Yes. Looking at the stop codons in the results, humans and yeast do not use TAA, TAG, and TGA equally, and their relative preferences differ between the two genomes. One species relies more heavily on one stop codon, while the other favors a different one, and TAG tends to be the least used. This shows that even termination codons follow species-specific usage patterns.

9. Are the overall patterns of codon usage broadly conserved, or do the heatmaps reveal species-specific signatures?

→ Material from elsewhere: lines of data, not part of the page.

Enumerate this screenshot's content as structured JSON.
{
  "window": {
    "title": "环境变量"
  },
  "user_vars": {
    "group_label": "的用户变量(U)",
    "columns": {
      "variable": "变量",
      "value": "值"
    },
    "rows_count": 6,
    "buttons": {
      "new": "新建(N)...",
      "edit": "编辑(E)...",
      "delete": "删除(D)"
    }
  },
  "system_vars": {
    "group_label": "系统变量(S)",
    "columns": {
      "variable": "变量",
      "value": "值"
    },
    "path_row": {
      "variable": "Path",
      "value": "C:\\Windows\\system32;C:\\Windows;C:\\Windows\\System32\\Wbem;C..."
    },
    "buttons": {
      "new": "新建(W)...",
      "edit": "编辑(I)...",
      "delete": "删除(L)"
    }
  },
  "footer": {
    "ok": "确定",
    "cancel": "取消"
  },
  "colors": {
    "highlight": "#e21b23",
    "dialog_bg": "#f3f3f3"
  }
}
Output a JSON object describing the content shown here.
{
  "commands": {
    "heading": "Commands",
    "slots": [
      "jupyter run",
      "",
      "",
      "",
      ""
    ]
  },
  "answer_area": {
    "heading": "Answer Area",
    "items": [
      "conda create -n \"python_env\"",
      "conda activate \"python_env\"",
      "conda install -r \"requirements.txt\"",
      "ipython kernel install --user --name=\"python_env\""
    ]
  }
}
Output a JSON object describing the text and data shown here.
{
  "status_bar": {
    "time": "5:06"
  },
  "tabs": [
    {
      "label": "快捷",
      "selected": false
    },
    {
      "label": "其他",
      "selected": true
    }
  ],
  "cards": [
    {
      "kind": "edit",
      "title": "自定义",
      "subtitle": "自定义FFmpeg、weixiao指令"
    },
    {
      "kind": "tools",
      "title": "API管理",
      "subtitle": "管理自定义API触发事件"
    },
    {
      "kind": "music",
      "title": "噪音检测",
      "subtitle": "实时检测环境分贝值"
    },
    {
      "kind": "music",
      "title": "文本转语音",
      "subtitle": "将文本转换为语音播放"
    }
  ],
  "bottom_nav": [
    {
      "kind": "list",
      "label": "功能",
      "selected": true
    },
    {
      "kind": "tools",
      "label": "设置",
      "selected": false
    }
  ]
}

The heatmaps show that codon usage is not completely conserved. There are some broad similarities, such as the fact that both organisms have biased usage and do not treat synonymous codons equally. However, the exact positions of the most enriched and most depleted codons are different for many amino acids. This creates a kind of “signature” pattern for each species, so I would say the heatmaps clearly reveal species-specific codon usage.

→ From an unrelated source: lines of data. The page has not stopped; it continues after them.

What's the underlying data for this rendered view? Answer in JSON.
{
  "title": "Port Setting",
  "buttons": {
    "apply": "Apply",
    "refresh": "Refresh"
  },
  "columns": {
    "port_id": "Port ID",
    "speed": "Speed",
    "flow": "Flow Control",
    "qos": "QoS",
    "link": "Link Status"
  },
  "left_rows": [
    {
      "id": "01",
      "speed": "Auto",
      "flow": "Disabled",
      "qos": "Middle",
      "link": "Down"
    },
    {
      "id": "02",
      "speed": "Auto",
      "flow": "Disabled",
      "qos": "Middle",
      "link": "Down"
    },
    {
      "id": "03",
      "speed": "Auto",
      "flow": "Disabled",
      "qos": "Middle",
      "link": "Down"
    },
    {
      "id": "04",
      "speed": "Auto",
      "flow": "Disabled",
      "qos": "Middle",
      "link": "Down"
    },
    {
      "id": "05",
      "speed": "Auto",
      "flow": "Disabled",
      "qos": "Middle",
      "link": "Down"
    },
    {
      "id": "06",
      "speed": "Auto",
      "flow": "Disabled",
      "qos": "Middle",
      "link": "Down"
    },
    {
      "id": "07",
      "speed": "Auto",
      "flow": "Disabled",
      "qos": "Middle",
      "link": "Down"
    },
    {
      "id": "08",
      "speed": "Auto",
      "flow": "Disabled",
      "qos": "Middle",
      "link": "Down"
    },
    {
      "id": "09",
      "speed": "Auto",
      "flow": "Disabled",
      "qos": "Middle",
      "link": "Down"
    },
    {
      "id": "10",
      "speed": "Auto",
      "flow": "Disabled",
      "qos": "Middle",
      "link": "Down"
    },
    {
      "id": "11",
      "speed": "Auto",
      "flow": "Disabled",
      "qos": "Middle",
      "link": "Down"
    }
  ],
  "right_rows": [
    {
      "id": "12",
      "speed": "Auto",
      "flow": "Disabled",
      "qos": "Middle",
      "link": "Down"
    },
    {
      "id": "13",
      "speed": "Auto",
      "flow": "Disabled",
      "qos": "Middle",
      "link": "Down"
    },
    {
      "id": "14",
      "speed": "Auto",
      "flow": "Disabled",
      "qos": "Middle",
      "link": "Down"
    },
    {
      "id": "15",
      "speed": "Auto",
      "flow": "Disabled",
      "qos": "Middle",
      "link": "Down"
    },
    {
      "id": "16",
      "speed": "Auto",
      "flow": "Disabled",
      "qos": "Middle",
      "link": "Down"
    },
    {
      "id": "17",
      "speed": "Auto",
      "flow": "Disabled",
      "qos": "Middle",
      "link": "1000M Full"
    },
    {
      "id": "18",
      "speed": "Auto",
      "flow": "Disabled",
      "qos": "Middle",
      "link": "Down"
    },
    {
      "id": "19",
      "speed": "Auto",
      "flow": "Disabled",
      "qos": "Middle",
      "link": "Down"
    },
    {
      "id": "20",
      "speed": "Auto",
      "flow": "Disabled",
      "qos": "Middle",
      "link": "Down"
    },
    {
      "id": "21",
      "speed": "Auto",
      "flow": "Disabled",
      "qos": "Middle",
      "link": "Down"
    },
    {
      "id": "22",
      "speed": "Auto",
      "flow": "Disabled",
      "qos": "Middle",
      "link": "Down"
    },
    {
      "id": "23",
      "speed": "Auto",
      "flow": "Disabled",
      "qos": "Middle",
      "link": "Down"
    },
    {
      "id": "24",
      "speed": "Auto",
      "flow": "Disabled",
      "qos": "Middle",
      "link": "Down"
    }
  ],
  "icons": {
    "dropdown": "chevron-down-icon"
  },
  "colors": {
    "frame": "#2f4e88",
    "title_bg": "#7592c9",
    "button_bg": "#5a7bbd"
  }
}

10. If there are differences, could they reflect evolutionary divergence?

I think the differences we see are very likely a result of evolutionary divergence. Humans and yeast are distantly related and have been evolving separately for a very long time, under different ecological and physiological conditions. Over time, natural selection and mutation would shape codon usage to fit each species’ own tRNA pools, growth rates, and gene expression needs, which would naturally lead to the distinct patterns that show up in the RSCU analysis.

11. Biologically speaking, what could be the cause of the observed differences? Translation efficiency? tRNA availability and usage?

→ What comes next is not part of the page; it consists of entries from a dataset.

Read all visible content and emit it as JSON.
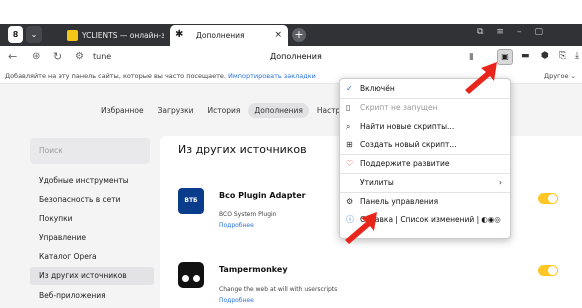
{
  "browser": {
    "tab_count": "8",
    "tabs": [
      {
        "title": "YCLIENTS — онлайн-запис",
        "close": "×"
      },
      {
        "title": "Дополнения",
        "close": "×"
      }
    ],
    "new_tab": "+",
    "address": "tune",
    "page_title": "Дополнения"
  },
  "bookmarks": {
    "hint": "Добавляйте на эту панель сайты, которые вы часто посещаете.",
    "import_link": "Импортировать закладки",
    "other": "Другое ⌄"
  },
  "subnav": {
    "items": [
      "Избранное",
      "Загрузки",
      "История",
      "Дополнения",
      "Настройки"
    ]
  },
  "sidebar": {
    "search_placeholder": "Поиск",
    "items": [
      "Удобные инструменты",
      "Безопасность в сети",
      "Покупки",
      "Управление",
      "Каталог Opera",
      "Из других источников",
      "Веб-приложения"
    ]
  },
  "main": {
    "title": "Из других источников",
    "extensions": [
      {
        "name": "Bco Plugin Adapter",
        "desc": "BCO System Plugin",
        "more": "Подробнее",
        "icon_text": "ВТБ",
        "enabled": true
      },
      {
        "name": "Tampermonkey",
        "desc": "Change the web at will with userscripts",
        "more": "Подробнее",
        "enabled": true
      }
    ]
  },
  "menu": {
    "items": [
      {
        "label": "Включён",
        "icon": "check-icon",
        "enabled": true
      },
      {
        "label": "Скрипт не запущен",
        "icon": "script-icon",
        "enabled": false
      },
      {
        "label": "Найти новые скрипты...",
        "icon": "search-icon",
        "enabled": true
      },
      {
        "label": "Создать новый скрипт...",
        "icon": "add-icon",
        "enabled": true
      },
      {
        "label": "Поддержите развитие",
        "icon": "heart-icon",
        "enabled": true
      },
      {
        "label": "Утилиты",
        "icon": "",
        "enabled": true,
        "submenu": true
      },
      {
        "label": "Панель управления",
        "icon": "gear-icon",
        "enabled": true
      }
    ],
    "footer": "Справка | Список изменений |"
  },
  "colors": {
    "accent_yellow": "#ffc626",
    "arrow_red": "#e8251b",
    "link_blue": "#2a73d9"
  }
}
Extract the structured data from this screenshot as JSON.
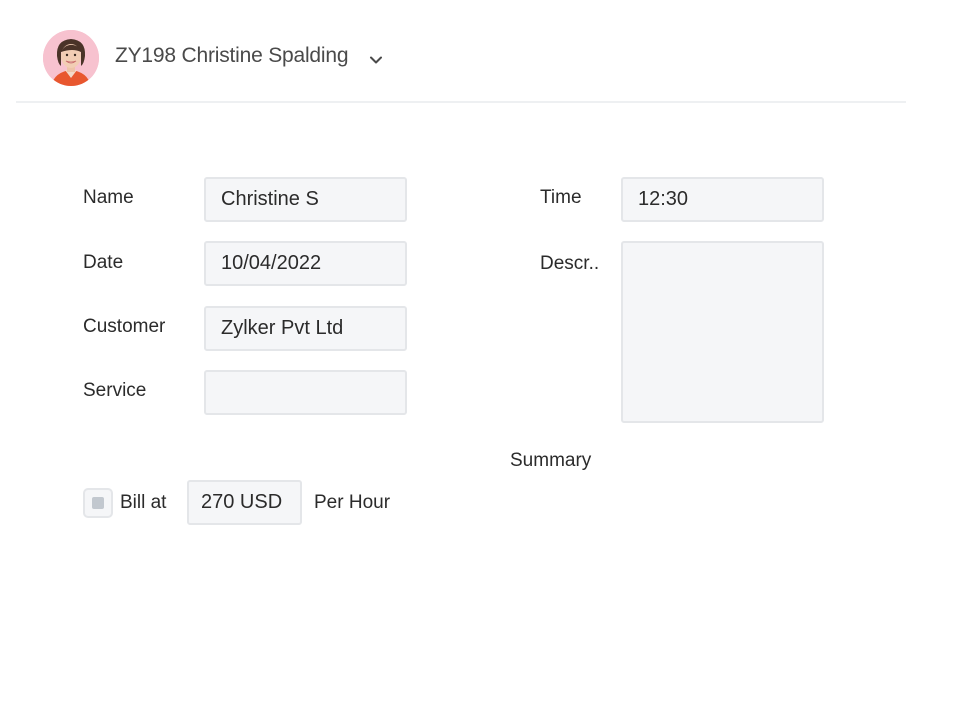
{
  "header": {
    "user_name": "ZY198 Christine Spalding",
    "avatar_icon": "user-avatar-photo",
    "dropdown_icon": "chevron-down-icon"
  },
  "form": {
    "name": {
      "label": "Name",
      "value": "Christine S"
    },
    "date": {
      "label": "Date",
      "value": "10/04/2022"
    },
    "customer": {
      "label": "Customer",
      "value": "Zylker Pvt Ltd"
    },
    "service": {
      "label": "Service",
      "value": ""
    },
    "time": {
      "label": "Time",
      "value": "12:30"
    },
    "description": {
      "label": "Descr..",
      "value": ""
    },
    "summary": {
      "label": "Summary"
    },
    "billing": {
      "checked": false,
      "prefix_label": "Bill at",
      "rate_value": "270 USD",
      "suffix_label": "Per Hour"
    }
  },
  "colors": {
    "field_background": "#f5f6f8",
    "field_border": "#e4e6e9",
    "avatar_background": "#f7c2cf"
  }
}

The most reasonable explanation is a combination of translation efficiency and tRNA availability. If a species maintains a high number of tRNAs for a certain codon, that codon can be translated more quickly and accurately, so it becomes favored and its RSCU increases. Codons that match rare tRNAs tend to be slow or error prone and end up with very low RSCU values. On top of that, differences in genomic GC content, mutation bias, and expression levels of specific genes all contribute to the codon usage patterns we see.

12. You wish to express a human gene in your assigned organism. How does RSCU inform on codon optimization?

If I want to express a human gene efficiently in yeast, the RSCU analysis is extremely helpful. It tells me which codons yeast prefers for each amino acid. I can then redesign the human coding sequence by replacing rare human codons with synonymous codons that have high RSCU values in yeast, without changing the amino acid sequence of the protein. This codon optimization should make translation in yeast faster and more efficient, increase protein yield, and reduce the chance that the expression will be limited by tRNA availability.